China has announced its intent to send a lunar probe to the far side of the moon within the next five years, a senior scientist working on the project said.
Zou Yongliao, from the moon exploration department of the Chinese Academy of Sciences, said his country would be the first to reach the “dark” side of the moon, if the project succeeded.
The mission will be used to study geological conditions on the moon’s far side, which is not visible from earth.
Zou said the far side of the moon had a “clean electromagnetic environment, which provides an ideal field for low frequency study”.
“If we can can place a frequency spectrograph on the far side, we can fill a void,” Zou said.

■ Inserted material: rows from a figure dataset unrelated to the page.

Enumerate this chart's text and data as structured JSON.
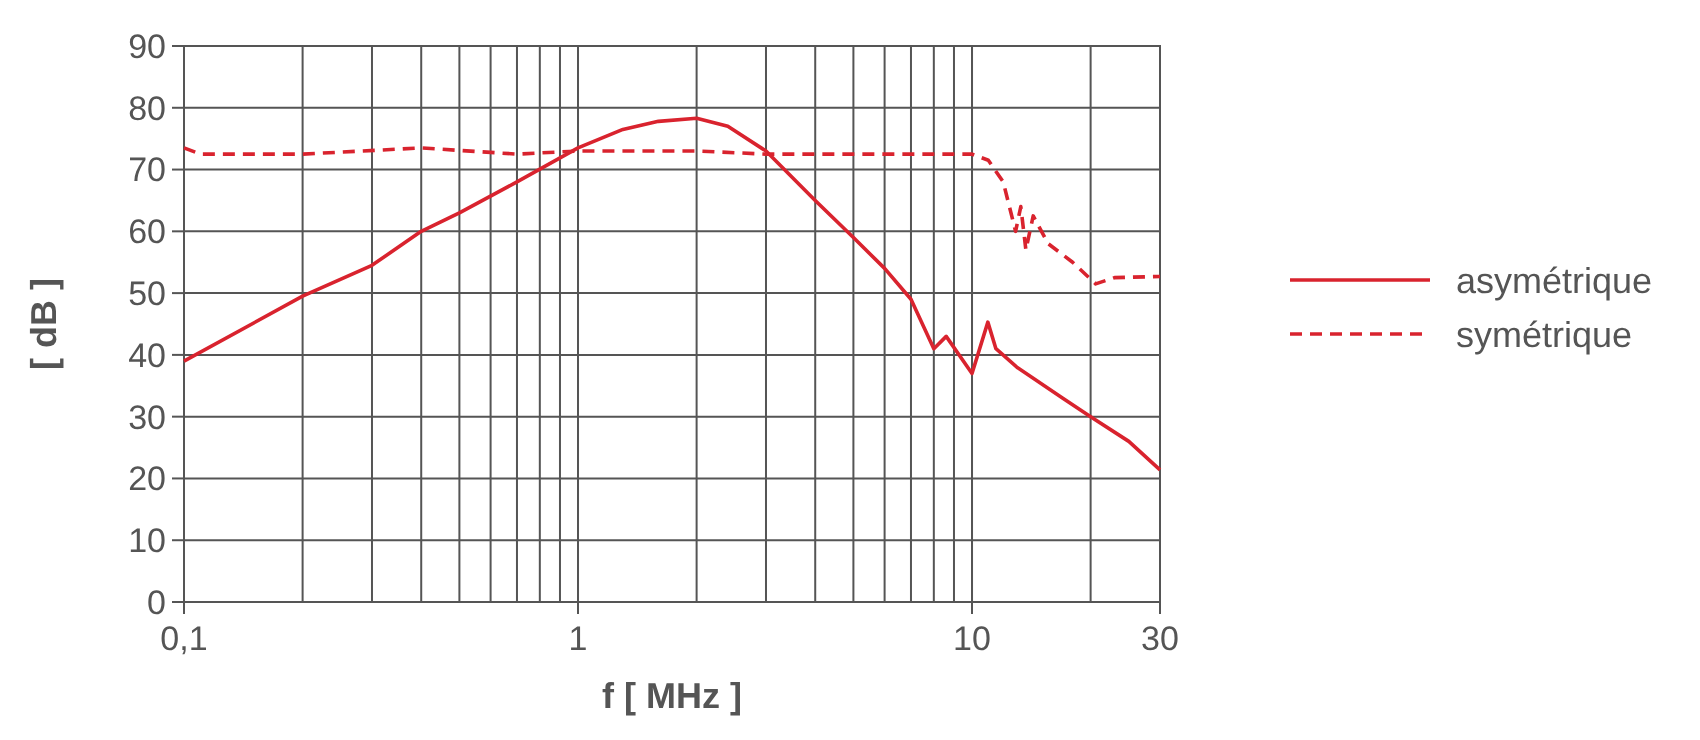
{
  "chart_data": {
    "type": "line",
    "xlabel": "f [ MHz ]",
    "ylabel": "[ dB ]",
    "log": "x",
    "xlim": [
      0.1,
      30
    ],
    "ylim": [
      0,
      90
    ],
    "xticks": [
      {
        "value": 0.1,
        "label": "0,1"
      },
      1,
      10,
      30
    ],
    "yticks": [
      0,
      10,
      20,
      30,
      40,
      50,
      60,
      70,
      80,
      90
    ],
    "grid": true,
    "legend": "right",
    "series": [
      {
        "name": "asymétrique",
        "color": "#d9232e",
        "line_style": "solid",
        "x": [
          0.1,
          0.2,
          0.3,
          0.4,
          0.5,
          0.7,
          1,
          1.3,
          1.6,
          2,
          2.4,
          3,
          4,
          5,
          6,
          7,
          8,
          8.6,
          10,
          10.97,
          11.5,
          13,
          17,
          20,
          25,
          30
        ],
        "values": [
          39,
          49.5,
          54.5,
          60,
          63,
          68,
          73.5,
          76.5,
          77.8,
          78.3,
          77,
          73,
          65,
          59,
          54,
          49,
          41,
          43,
          37,
          45.3,
          41,
          38,
          33,
          30,
          26,
          21.4
        ]
      },
      {
        "name": "symétrique",
        "color": "#d9232e",
        "line_style": "dashed",
        "x": [
          0.1,
          0.11,
          0.2,
          0.4,
          0.7,
          1,
          2,
          3,
          10,
          11,
          12,
          12.9,
          13.3,
          13.7,
          14.3,
          15.6,
          18,
          20.6,
          23,
          30
        ],
        "values": [
          73.5,
          72.5,
          72.5,
          73.5,
          72.5,
          73,
          73,
          72.5,
          72.5,
          71.5,
          68,
          60,
          64,
          57,
          62.5,
          58,
          55,
          51.5,
          52.5,
          52.7
        ]
      }
    ]
  }
}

The probe, Chang’e-4, is similar to the ones used in China’s previous lunar missions, but will have a higher payload.
China became the third country, after the US and the former Soviet Union, to land a probe on lunar soil when it’s Chang’e-3 probe reached the moon in 2013.
Michael Brown, an observational astronomer at Monash University in the Australian city of Melbourne, told Al Jazeera that landing on the far side of the moon posed challenges because earth cannot be seen from it and so mission controllers faced difficulty communicating with spacecraft.
“The communication problem will be solved by having a spacecraft orbiting the moon to relay radio signals from the far side of the moon back to earth,” Brown said.
“This shouldn’t be too difficult a problem to solve, given spacecraft orbiting Mars regularly relay signals from the Opportunity and Curiosity rovers that are driving around on that planet.”
“The Chinese space programme has demonstrated that they can land on the moon and build communications satellites, so their goal to land on the far side of the moon by 2020 is certainly feasible.”
The moon’s far side, contrary to common misconceptions, is not dark, but is never seen from earth as its rotational period is the same as its orbital period, Brown said.
“While it’s sometimes called the ‘dark side of the moon’, the sun does rise and set there … we can thank Pink Floyd for the misnomer.”